I am being asked to prove that two polynomials being associated in $R[x]$ is an equivalence relation.
That is, two polynomials are associated in $R[x]$ if $f,g \in R[x],$ and there exists a $\lambda \in R$ such that $ f = \lambda g$. Then, the equivalence relation would be $$f \sim g \iff f = \lambda g \text{ for some } \lambda \in R.$$
Now, it is very easy to prove this is an equivalence relation if $R$ is a field or ring with division (since for every $\lambda \neq 0,$ we have $\lambda^{-1}$). However, I am being asked to prove the equivalence relation for $R$ an integral domain, and here is where I am not sure if this is a mistake or if there is a way to do it. Do all integral domains have multiplicative inverses?

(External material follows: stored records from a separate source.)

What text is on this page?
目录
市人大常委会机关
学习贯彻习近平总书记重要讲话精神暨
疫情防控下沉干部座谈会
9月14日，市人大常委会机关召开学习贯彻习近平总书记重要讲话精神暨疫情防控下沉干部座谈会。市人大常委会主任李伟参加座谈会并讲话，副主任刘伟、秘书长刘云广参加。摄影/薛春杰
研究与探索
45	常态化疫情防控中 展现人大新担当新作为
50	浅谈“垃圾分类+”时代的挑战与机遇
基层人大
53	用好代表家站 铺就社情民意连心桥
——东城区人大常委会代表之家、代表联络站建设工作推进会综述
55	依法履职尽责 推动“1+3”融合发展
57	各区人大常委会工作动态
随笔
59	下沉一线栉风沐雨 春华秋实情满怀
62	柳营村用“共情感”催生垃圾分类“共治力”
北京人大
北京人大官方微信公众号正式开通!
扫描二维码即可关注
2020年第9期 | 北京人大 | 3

Is this a mistake? Or how would I go about this? My algebraic structures are a bit rusty. Thanks!
$\mathbb{Z}$ is an integral domain and thus $\mathbb{Z}\left[x \right]$ is also an integral domain. Take $f\left(x \right) = 3x +6$ and $g\left(x \right) = x +2$. Then $ f=3g$. But there is no $\lambda$ in $\mathbb{Z}$ such that $ g = \lambda f$. Hence the given relation need not be an equivalence relation on an integral domain.
Your claim for division rings and fields is correct.